Thank you from the band
EDITOR: On behalf of the Healdsburg Community Band and the New Horizons Band of Sonoma County, I wish to thank everyone who attended our combined concerts on Sunday, Dec. 9. The Healdsburg Community Church was filled with an enthusiastic audience as the two bands performed their program of Christmas classics. The concert was free, but donations were gratefully accepted. We were overwhelmed by your generosity. Over $1,500 was offered. The donations will go to support the Healdsburg Education Foundation (HEF) and the North Valley Community Foundation Camp Fire Relief (NVCF), specifically for restoring musical programs for students affected by the Camp Fire. Thank you Healdsburg for demonstrating the Christmas spirit.
Lew Sbrana
Healdsburg
Really?
EDITOR: I went to the planning commission workshop this past week and heard the proposal for a 250-seat restaurant on Matheson Street right across from the Plaza. I thought “Really? Why is this project even being considered?”

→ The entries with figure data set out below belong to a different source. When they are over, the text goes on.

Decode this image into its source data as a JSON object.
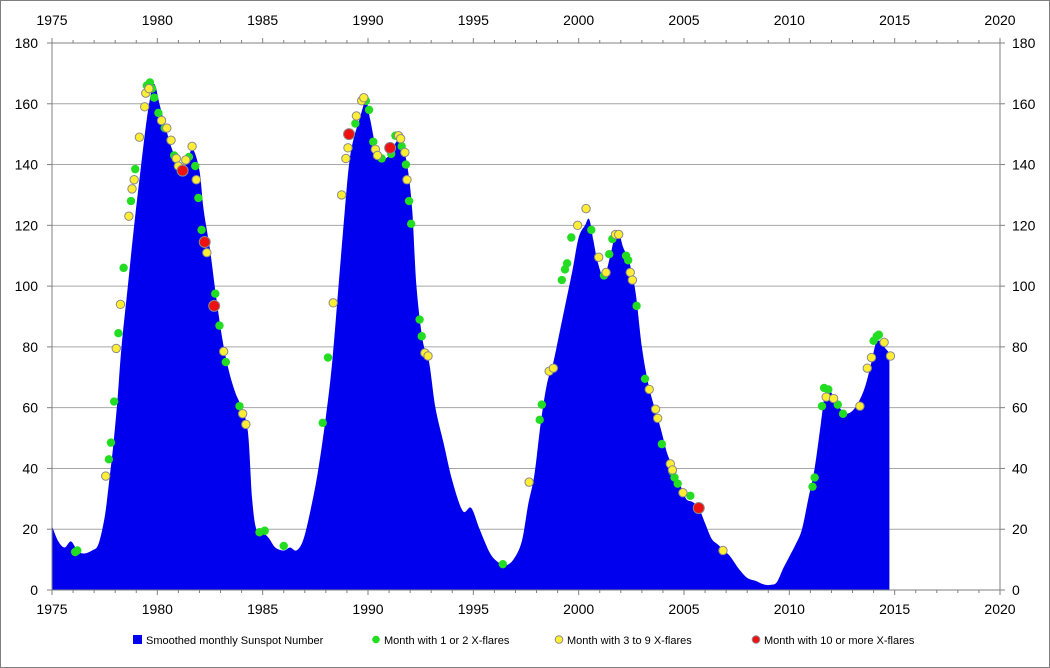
{
  "chart_data": {
    "type": "area",
    "title": "",
    "xlabel": "",
    "ylabel": "",
    "xlim": [
      1975,
      2020
    ],
    "ylim": [
      0,
      180
    ],
    "x_ticks": [
      "1975",
      "1980",
      "1985",
      "1990",
      "1995",
      "2000",
      "2005",
      "2010",
      "2015",
      "2020"
    ],
    "y_ticks": [
      "0",
      "20",
      "40",
      "60",
      "80",
      "100",
      "120",
      "140",
      "160",
      "180"
    ],
    "grid": "horizontal",
    "legend_position": "bottom",
    "colors": {
      "area": "#0000ee",
      "green": "#22dd22",
      "yellow": "#ffee33",
      "red": "#ee1111",
      "marker_edge": "#8a8a8a",
      "grid": "#a6a6a6"
    },
    "legend": [
      {
        "key": "area",
        "label": "Smoothed monthly Sunspot Number"
      },
      {
        "key": "green",
        "label": "Month with 1 or 2 X-flares"
      },
      {
        "key": "yellow",
        "label": "Month with 3 to 9 X-flares"
      },
      {
        "key": "red",
        "label": "Month with 10 or more X-flares"
      }
    ],
    "series": [
      {
        "name": "Smoothed monthly Sunspot Number",
        "points": [
          [
            1975.0,
            21
          ],
          [
            1975.3,
            16
          ],
          [
            1975.6,
            14
          ],
          [
            1975.9,
            16
          ],
          [
            1976.2,
            13
          ],
          [
            1976.5,
            12
          ],
          [
            1976.9,
            13
          ],
          [
            1977.2,
            15
          ],
          [
            1977.5,
            24
          ],
          [
            1977.7,
            35
          ],
          [
            1977.9,
            47
          ],
          [
            1978.1,
            62
          ],
          [
            1978.3,
            80
          ],
          [
            1978.6,
            100
          ],
          [
            1978.9,
            120
          ],
          [
            1979.2,
            138
          ],
          [
            1979.5,
            155
          ],
          [
            1979.75,
            165
          ],
          [
            1979.9,
            166
          ],
          [
            1980.1,
            160
          ],
          [
            1980.4,
            152
          ],
          [
            1980.7,
            145
          ],
          [
            1981.0,
            140
          ],
          [
            1981.2,
            138
          ],
          [
            1981.5,
            143
          ],
          [
            1981.7,
            145
          ],
          [
            1982.0,
            138
          ],
          [
            1982.2,
            125
          ],
          [
            1982.5,
            112
          ],
          [
            1982.8,
            96
          ],
          [
            1983.1,
            82
          ],
          [
            1983.4,
            72
          ],
          [
            1983.7,
            65
          ],
          [
            1984.0,
            60
          ],
          [
            1984.3,
            52
          ],
          [
            1984.5,
            30
          ],
          [
            1984.7,
            20
          ],
          [
            1985.0,
            19
          ],
          [
            1985.3,
            17
          ],
          [
            1985.6,
            14
          ],
          [
            1986.0,
            13
          ],
          [
            1986.3,
            14
          ],
          [
            1986.6,
            13
          ],
          [
            1986.9,
            16
          ],
          [
            1987.2,
            24
          ],
          [
            1987.6,
            38
          ],
          [
            1988.0,
            57
          ],
          [
            1988.3,
            75
          ],
          [
            1988.6,
            100
          ],
          [
            1988.9,
            125
          ],
          [
            1989.1,
            140
          ],
          [
            1989.3,
            148
          ],
          [
            1989.6,
            155
          ],
          [
            1989.9,
            161
          ],
          [
            1990.1,
            155
          ],
          [
            1990.4,
            145
          ],
          [
            1990.7,
            142
          ],
          [
            1991.0,
            143
          ],
          [
            1991.3,
            147
          ],
          [
            1991.5,
            148
          ],
          [
            1991.7,
            145
          ],
          [
            1991.9,
            138
          ],
          [
            1992.1,
            125
          ],
          [
            1992.3,
            100
          ],
          [
            1992.6,
            82
          ],
          [
            1992.9,
            75
          ],
          [
            1993.2,
            60
          ],
          [
            1993.6,
            48
          ],
          [
            1994.0,
            36
          ],
          [
            1994.5,
            26
          ],
          [
            1994.9,
            27
          ],
          [
            1995.3,
            20
          ],
          [
            1995.8,
            12
          ],
          [
            1996.2,
            9
          ],
          [
            1996.5,
            8
          ],
          [
            1996.9,
            10
          ],
          [
            1997.3,
            16
          ],
          [
            1997.6,
            28
          ],
          [
            1997.9,
            38
          ],
          [
            1998.2,
            55
          ],
          [
            1998.5,
            68
          ],
          [
            1998.8,
            75
          ],
          [
            1999.1,
            85
          ],
          [
            1999.4,
            95
          ],
          [
            1999.7,
            105
          ],
          [
            2000.0,
            116
          ],
          [
            2000.3,
            120
          ],
          [
            2000.5,
            122
          ],
          [
            2000.7,
            115
          ],
          [
            2000.9,
            108
          ],
          [
            2001.2,
            103
          ],
          [
            2001.5,
            110
          ],
          [
            2001.7,
            116
          ],
          [
            2001.9,
            118
          ],
          [
            2002.1,
            113
          ],
          [
            2002.4,
            108
          ],
          [
            2002.7,
            98
          ],
          [
            2003.0,
            80
          ],
          [
            2003.3,
            68
          ],
          [
            2003.6,
            60
          ],
          [
            2003.9,
            53
          ],
          [
            2004.2,
            45
          ],
          [
            2004.5,
            40
          ],
          [
            2004.8,
            35
          ],
          [
            2005.1,
            30
          ],
          [
            2005.4,
            29
          ],
          [
            2005.7,
            27
          ],
          [
            2006.0,
            22
          ],
          [
            2006.3,
            17
          ],
          [
            2006.6,
            15
          ],
          [
            2006.9,
            13
          ],
          [
            2007.2,
            11
          ],
          [
            2007.6,
            7
          ],
          [
            2008.0,
            4
          ],
          [
            2008.4,
            3
          ],
          [
            2008.8,
            1.8
          ],
          [
            2009.1,
            1.7
          ],
          [
            2009.4,
            2.5
          ],
          [
            2009.7,
            7
          ],
          [
            2010.0,
            11
          ],
          [
            2010.3,
            15
          ],
          [
            2010.6,
            20
          ],
          [
            2010.9,
            30
          ],
          [
            2011.2,
            40
          ],
          [
            2011.5,
            55
          ],
          [
            2011.7,
            65
          ],
          [
            2011.9,
            66
          ],
          [
            2012.2,
            62
          ],
          [
            2012.5,
            59
          ],
          [
            2012.7,
            58
          ],
          [
            2013.0,
            59
          ],
          [
            2013.3,
            62
          ],
          [
            2013.6,
            67
          ],
          [
            2013.9,
            75
          ],
          [
            2014.1,
            81
          ],
          [
            2014.3,
            82
          ],
          [
            2014.5,
            80
          ],
          [
            2014.75,
            78
          ]
        ]
      },
      {
        "name": "Month with 1 or 2 X-flares",
        "points": [
          [
            1976.1,
            12.5
          ],
          [
            1976.2,
            13
          ],
          [
            1977.7,
            43
          ],
          [
            1977.8,
            48.5
          ],
          [
            1977.95,
            62
          ],
          [
            1978.15,
            84.5
          ],
          [
            1978.4,
            106
          ],
          [
            1978.75,
            128
          ],
          [
            1978.95,
            138.5
          ],
          [
            1979.5,
            166
          ],
          [
            1979.65,
            167
          ],
          [
            1979.75,
            165
          ],
          [
            1979.85,
            162
          ],
          [
            1980.05,
            157
          ],
          [
            1980.35,
            152
          ],
          [
            1980.8,
            143
          ],
          [
            1981.5,
            142.5
          ],
          [
            1981.8,
            139.5
          ],
          [
            1981.95,
            129
          ],
          [
            1982.1,
            118.5
          ],
          [
            1982.75,
            97.5
          ],
          [
            1982.95,
            87
          ],
          [
            1983.25,
            75
          ],
          [
            1983.9,
            60.5
          ],
          [
            1984.85,
            19
          ],
          [
            1985.1,
            19.5
          ],
          [
            1986.0,
            14.5
          ],
          [
            1987.85,
            55
          ],
          [
            1988.1,
            76.5
          ],
          [
            1989.4,
            153.5
          ],
          [
            1989.9,
            161
          ],
          [
            1990.05,
            158
          ],
          [
            1990.25,
            147.5
          ],
          [
            1990.65,
            142
          ],
          [
            1991.1,
            143.5
          ],
          [
            1991.3,
            149.5
          ],
          [
            1991.6,
            146
          ],
          [
            1991.8,
            140
          ],
          [
            1991.95,
            128
          ],
          [
            1992.05,
            120.5
          ],
          [
            1992.45,
            89
          ],
          [
            1992.55,
            83.5
          ],
          [
            1996.4,
            8.5
          ],
          [
            1998.15,
            56
          ],
          [
            1998.25,
            61
          ],
          [
            1999.2,
            102
          ],
          [
            1999.35,
            105.5
          ],
          [
            1999.45,
            107.5
          ],
          [
            1999.65,
            116
          ],
          [
            2000.6,
            118.5
          ],
          [
            2001.2,
            103.5
          ],
          [
            2001.45,
            110.5
          ],
          [
            2001.6,
            115.5
          ],
          [
            2002.25,
            110
          ],
          [
            2002.35,
            108.5
          ],
          [
            2002.75,
            93.5
          ],
          [
            2003.15,
            69.5
          ],
          [
            2003.95,
            48
          ],
          [
            2004.45,
            39
          ],
          [
            2004.55,
            37
          ],
          [
            2004.7,
            35
          ],
          [
            2005.3,
            31
          ],
          [
            2011.1,
            34
          ],
          [
            2011.2,
            37
          ],
          [
            2011.55,
            60.5
          ],
          [
            2011.65,
            66.5
          ],
          [
            2011.85,
            66
          ],
          [
            2012.3,
            61
          ],
          [
            2012.55,
            58
          ],
          [
            2014.0,
            82
          ],
          [
            2014.15,
            83.5
          ],
          [
            2014.25,
            84
          ]
        ]
      },
      {
        "name": "Month with 3 to 9 X-flares",
        "points": [
          [
            1977.55,
            37.5
          ],
          [
            1978.05,
            79.5
          ],
          [
            1978.25,
            94
          ],
          [
            1978.65,
            123
          ],
          [
            1978.8,
            132
          ],
          [
            1978.9,
            135
          ],
          [
            1979.15,
            149
          ],
          [
            1979.4,
            159
          ],
          [
            1979.45,
            163.5
          ],
          [
            1979.6,
            165
          ],
          [
            1980.2,
            154.5
          ],
          [
            1980.45,
            152
          ],
          [
            1980.65,
            148
          ],
          [
            1980.9,
            142
          ],
          [
            1981.0,
            139.5
          ],
          [
            1981.35,
            141.5
          ],
          [
            1981.65,
            146
          ],
          [
            1981.85,
            135
          ],
          [
            1982.35,
            111
          ],
          [
            1983.15,
            78.5
          ],
          [
            1984.05,
            58
          ],
          [
            1984.2,
            54.5
          ],
          [
            1988.35,
            94.5
          ],
          [
            1988.75,
            130
          ],
          [
            1988.95,
            142
          ],
          [
            1989.05,
            145.5
          ],
          [
            1989.45,
            156
          ],
          [
            1989.7,
            161
          ],
          [
            1989.8,
            162
          ],
          [
            1990.35,
            145
          ],
          [
            1990.45,
            143
          ],
          [
            1991.45,
            149.5
          ],
          [
            1991.55,
            148.5
          ],
          [
            1991.75,
            144
          ],
          [
            1991.85,
            135
          ],
          [
            1992.7,
            78
          ],
          [
            1992.85,
            77
          ],
          [
            1997.65,
            35.5
          ],
          [
            1998.6,
            72
          ],
          [
            1998.8,
            73
          ],
          [
            1999.95,
            120
          ],
          [
            2000.35,
            125.5
          ],
          [
            2000.95,
            109.5
          ],
          [
            2001.3,
            104.5
          ],
          [
            2001.75,
            117
          ],
          [
            2001.9,
            117
          ],
          [
            2002.45,
            104.5
          ],
          [
            2002.55,
            102
          ],
          [
            2003.35,
            66
          ],
          [
            2003.65,
            59.5
          ],
          [
            2003.75,
            56.5
          ],
          [
            2004.35,
            41.5
          ],
          [
            2004.45,
            39.5
          ],
          [
            2004.95,
            32
          ],
          [
            2006.85,
            13
          ],
          [
            2011.75,
            63.5
          ],
          [
            2012.1,
            63
          ],
          [
            2013.35,
            60.5
          ],
          [
            2013.7,
            73
          ],
          [
            2013.9,
            76.5
          ],
          [
            2014.5,
            81.5
          ],
          [
            2014.8,
            77
          ]
        ]
      },
      {
        "name": "Month with 10 or more X-flares",
        "points": [
          [
            1981.2,
            138
          ],
          [
            1982.25,
            114.5
          ],
          [
            1982.7,
            93.5
          ],
          [
            1989.1,
            150
          ],
          [
            1991.05,
            145.5
          ],
          [
            2005.7,
            27
          ]
        ]
      }
    ]
  }
}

It’s totally out of scale for the neighborhood and will create a nightmarish traffic mess around the Plaza; the parking is inadequate at best and just because there are already a couple of large restaurants there, that’s no argument for adding another one. This is how a town degrades, one step at a time. This is admittedly a beautiful project, but it is totally wrong for Healdsburg.
You would think the city would get the message; 82 percent of residents surveyed earlier this year said we have enough, or too many, hotels. And, restaurant development goes hand-in-hand with hotel development to grow the tourist industry.
It’s pretty clear a large majority of residents think we’ve had enough tourist development, which is not to say that the tourist industry has not brought some benefits to the city. It has. But, I believe we have reached the point of diminishing returns. I think it was Linus Pauling who said “unchecked growth is the ideology of the cancer cell.” In this case, more is definitely not better.
It’s time for an ordinance to limit restaurant size in the Plaza and downtown commercial core, which would be a companion to the new hotel ordinance. And there should be no new proposals for restaurants or hotels considered by the city until the SDAT report has been read and discussed by the community. For the many in this town who have been complaining for the past number of years about too much tourism, this is your chance to make your opinions heard.
Hank Skewis
Healdsburg
Good bye, SHED
EDITOR: The other day I stopped at SHED on North Street in Healdsburg to buy bread and pâté, two of my favorite things to eat. The bread was there, but not the French style pâté that I usually get. I settled for the chicken liver pâté, which isn’t the same thing. But it would have to do. There seemed to be a pall over the whole place. I assumed that was because it was a Monday. But that wasn’t it. When I got home there was an email waiting for me from SHED. It was titled “Changes” and it was from Cindy and Doug Daniel, the owners. The email read, “After much consideration and with much sadness, we are closing the brick-and-mortar manifestation of SHED in Healdsburg, CA. Our online store will remain open for business.” The email also said that the store would be open until Dec. 31, 2018 and then again briefly in January, but only for coffee. I am sorry it’s closing. I will miss it. I have been there many times since it first opened in 2013. I have shopped for bread and pâté, enjoyed meals, including the pizza, attended wine-maker dinners upstairs and listened to authors talk about their books. In 2018, I gave a talk about my own murder mystery. Thanks for hosting me, SHED. What I never did buy at the store were the fresh vegetables from local organic farms, the books about farming and food and the kitchen products that were too expensive for my budget. In fact, SHED didn’t seem like a good fit for Healdsburg, though the town has lots of people with disposable incomes and tourists eager to buy luxury items. I guess there weren’t enough of those people. I never felt totally at home in SHED, though I sat in the restaurant, talked with Cindy Daniel, who was always warm and friendly, and listened to her husband, Doug, play great jazz with a group of fellow musicians. SHED was a good idea. I especially liked the upstairs, which Cindy and Doug called a “modern grange,” and where people could join conversations about food and farming. I remember that Lynda Hopkins and her husband, Emmett, talked about the flooding of the Russian River, which put their farm, Foggy River, under water. Doug and Cindy always invited the community into SHED. The community came. But there wasn’t quite enough for the community. It was too spiffy to be a “modern grange.” SHED broke old rules. Maybe it broke too many of them. Cindy and Doug, I’m glad you tried.